En révélant l'appel du pied de Jean-François Mattei à Francis Mer en faveur du groupe de cliniques privées Générale de Santé, le journal « le Monde » a jeté le gouvernement dans l'embarras. Car la manoeuvre, inédite, a provoqué la surprise.
D'après l'édition du 24 avril 2003 du quotidien du soir, « le ministre de la Santé, Jean-François Mattei, a récemment pris la plume pour demander à son collègue de Bercy s'il pouvait mobiliser des capitaux, éventuellement publics, pour voler au secours d'une entreprise privée (Générale de Santé), de sorte qu'elle bénéficie d'un actionnariat stable ».
Près de 40 % du capital du groupe Générale de Santé va être revendu aux alentours du 30 juin, date à laquelle la holding financière Luxco, actionnaire majoritaire du groupe, a prévu de se retirer. Le ministre de la Santé craint sans doute une reprise des parts de Luxco par un investisseur étranger peu habitué au secteur sanitaire, ce qui pourrait conduire au démantèlement du premier groupe de cliniques privées français. Un groupe qui, depuis son introduction en Bourse en juin 2001, engrange bénéfices sur bénéfices.
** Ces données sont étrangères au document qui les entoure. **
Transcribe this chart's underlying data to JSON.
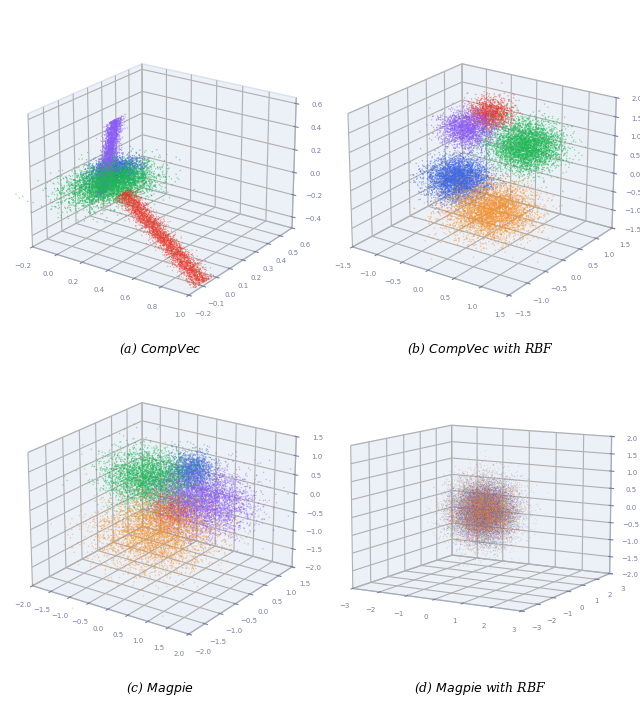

Avec 168 établissements dont 149 en France, il s'agit du groupe d'hospitalisation privée le plus important par sa taille en Europe, et le leader en France avec une part de marché de 10 %. Son objectif : atteindre à moyen terme 20 % du marché de l'hospitalisation privée.
Pourquoi le ministre de la Santé s'est-il donc fendu d'une lettre au ministre des Finances ? Dans son courrier, Jean-François Mattei évoque la « piste de la création d'un groupe d'actionnaires stables », et, précisant sa pensée, ajoute que « l'attention des investisseurs institutionnels français pourrait être attirée sur cette opération capitalistique ». Une allusion, peut-être, à la Caisse des dépôts.
Bien embêté par la parution de cette lettre dans la presse, le cabinet de Jean-François Mattei ne souhaite se livrer à aucun commentaire. Même embarras à Bercy, où l'on refuse de dévoiler la suite que Francis Mer compte donner à cette affaire. Un de ses conseillers se contentera du propos suivant : « Je ne suis pas sûr que ce soit notre rôle d'investir des capitaux publics dans une société privée dans un marché concurrentiel comme celui d'aujourd'hui, cette opération me semble compliquée ».
Réaction tout aussi laconique du côté du principal intéressé, la Générale de Santé : « Peu importe la nature du repreneur, public ou privé. On souhaite une offre correcte, valorisante, qui représente une dynamique pour les employés ». On n'en saura pas plus sur les tractations en cours, à part le fait qu'aucune décision n'est arrêtée et que tous les schémas restent envisageables.
La Fédération de l'hospitalisation privée (FHP), de son côté, a réagi favorablement à la démarche de Jean-François Mattei, en dépit de sa surprise : « Un ministre de la Santé qui intervient auprès du ministre de l'Economie pour assurer un tour de table pour une société privée, on n'avait jamais vu ça ! », s'étonne encore Dominique Dorel. La déléguée générale adjointe de la FHP se soucie peu du montage financier, « pourvu que la stabilité de Générale de Santé soit assurée ». Elle redoute surtout qu'aucun repreneur ne se présente, ce qui conduirait assurément, selon elle, au démantèlement du groupe. « Car, dans ce cas, on peut imaginer que, pour sauver l'offre de soins, certaines ARH (agence régionale de l'hospitalisation, NDLR) modifient les statuts des cliniques du groupe pour en faire des établissements pseudo-publics ».
On comprend que la FHP refuse cette perspective. Mais à en croire certaines sources, elle n'a pas de souci à se faire, les 40 % de parts de Générale de Santé ne resteront pas longtemps sans repreneur. Huit acheteurs potentiels privés et publics seraient sur le coup. Comment le gâteau sera-t-il réparti ? Réponse au mois de juin.